4. Just because certain incomes are exempt from tax e.g. PPF interest, Dividends, Capital Gains on which STT has been paid, Insurance proceeds, etc. doesn't mean that they don't have to be reported. There is a separate annexure in IT Return forms where such incomes have to be disclosed.

5. Every year IT Dept. comes across thousands of returns with incorrect addresses, bank account nos., IFSC codes (earlier MICR codes) and even erroneous PAN Nos.

6. Discrepancy in actual tax deducted at source (by your employer on your salary; on interest by banks; on rent; on professional fees etc.) and the details available with IT Dept. is not uncommon. These must, therefore, be verified in Form AS26 available on IT Dept's website. If they do not tally, matter must be reported to the tax deductor for resolving the discrepancies. Else, tax refunds will get delayed or even demand for additional tax may be issued.

7. If returns are filed without Digital Signature, ITR V must be sent to IT Dept's Bangalore office within 120 days of filing the return. This has to be signed in blue ink and sent by ordinary post only. Private couriers are not acceptable.

8. TDS doesn't mean that total tax dues have been paid. For example, as per IT Act banks will deduct only 10% TDS on FDs. But if someone is in the 20 or 30% tax bracket, he is liable to pay this difference by way of Advance Tax or Self Assessment Tax. 

9. Filing of incorrect IT Form too is routinely observed. Therefore, care must be taken to select the right form applicable.
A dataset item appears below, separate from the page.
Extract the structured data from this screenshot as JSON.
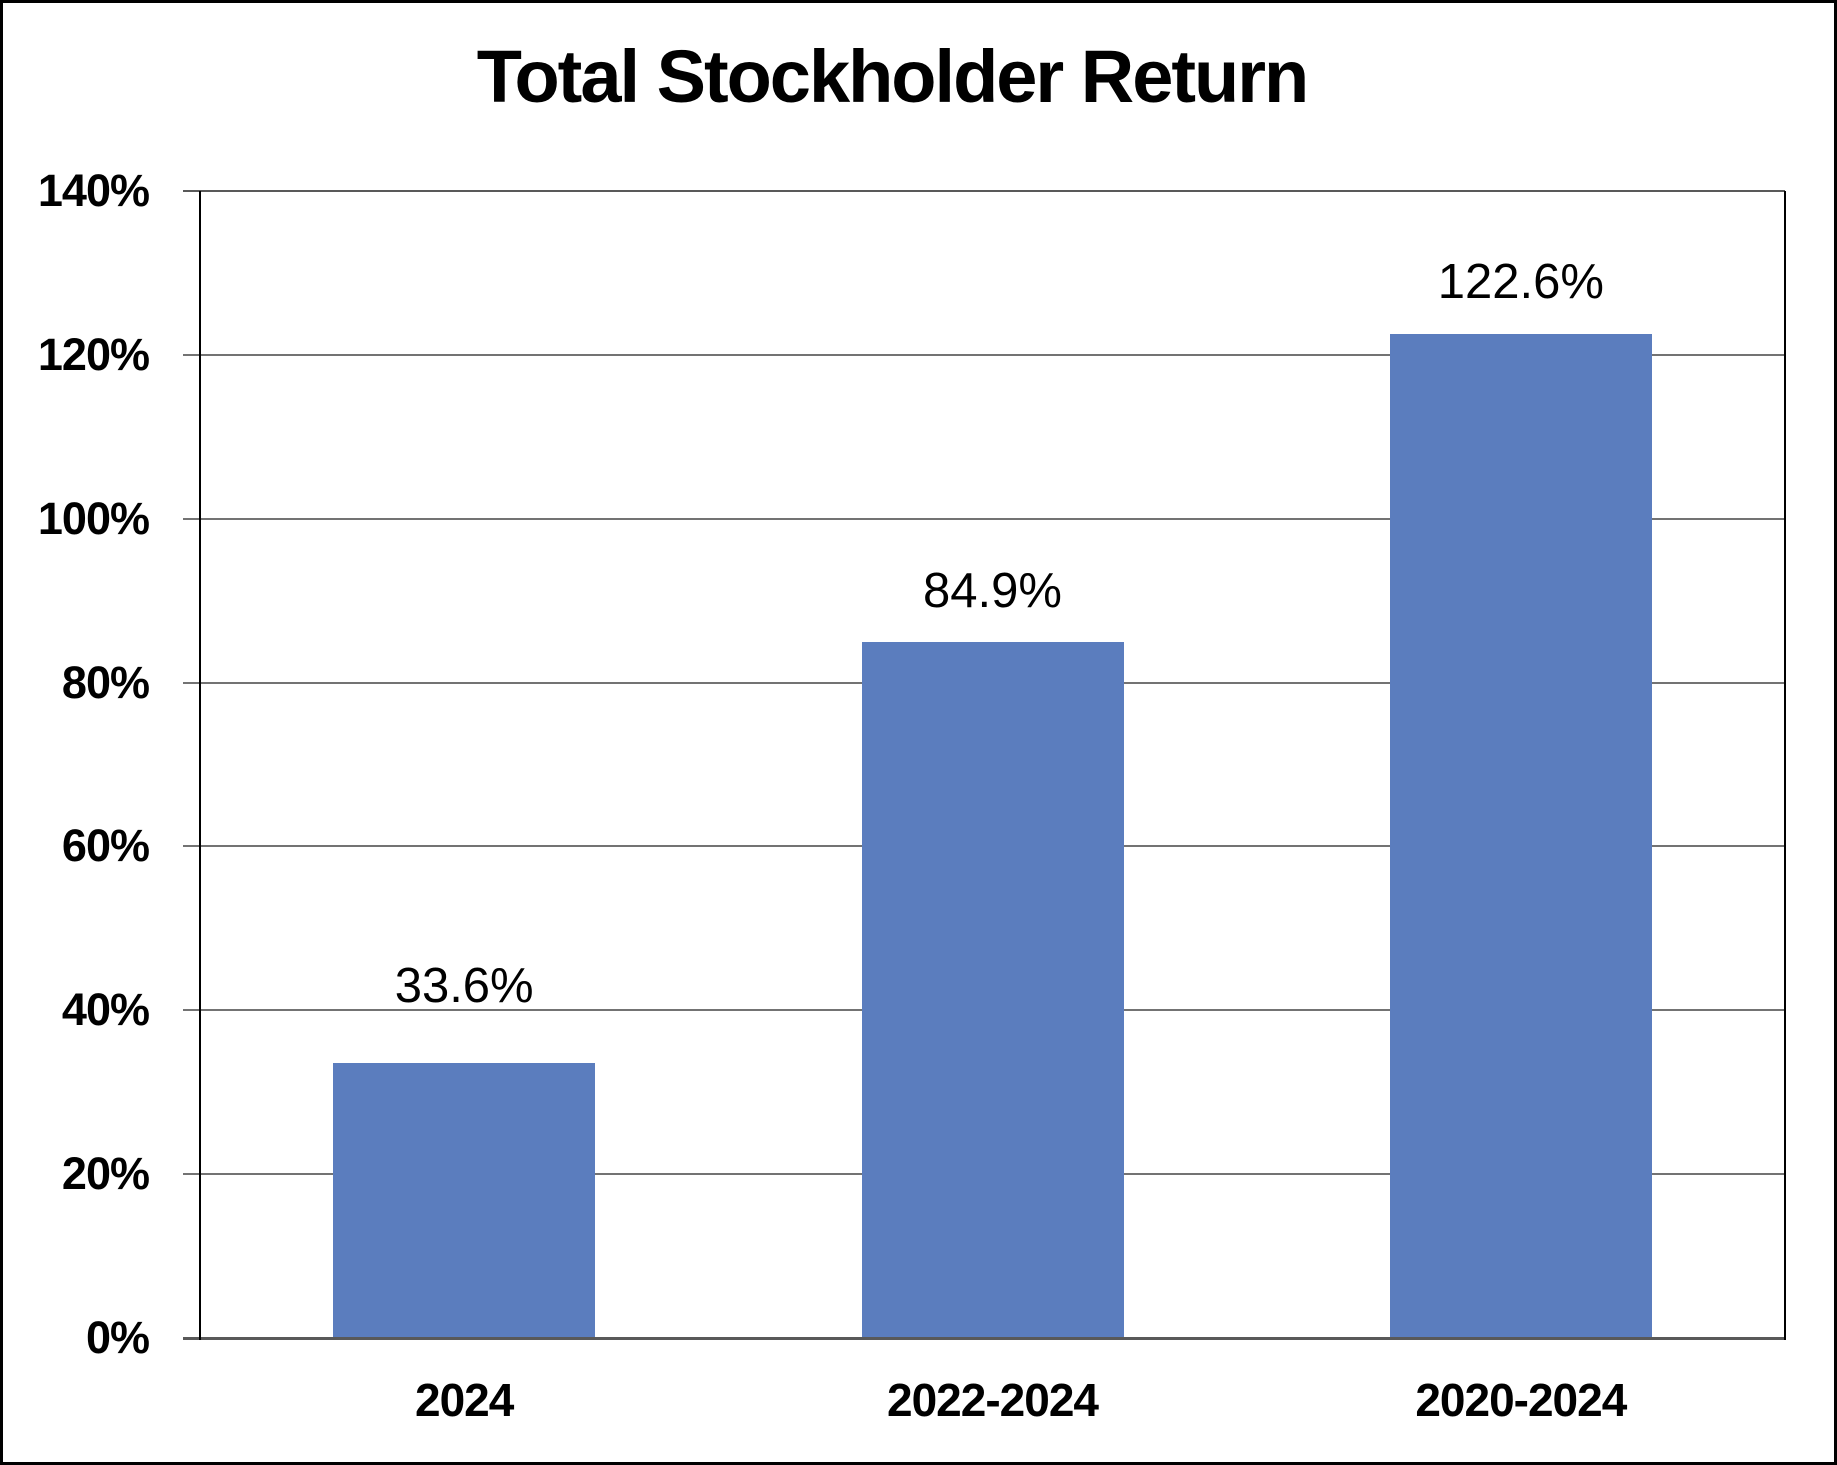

10. Mistakes also happen in deductions claimed u/s 80C. For example, out of total EMIs paid, only the principal portion has to be shown in Schedule VI-A. The interest portion gets deducted in the House Property Schedule. (Moreover, this interest+principal deduction is available only if the property is complete.) Or for PF, only employee's portion has to be shown u/s 80C, not the employer's contribution.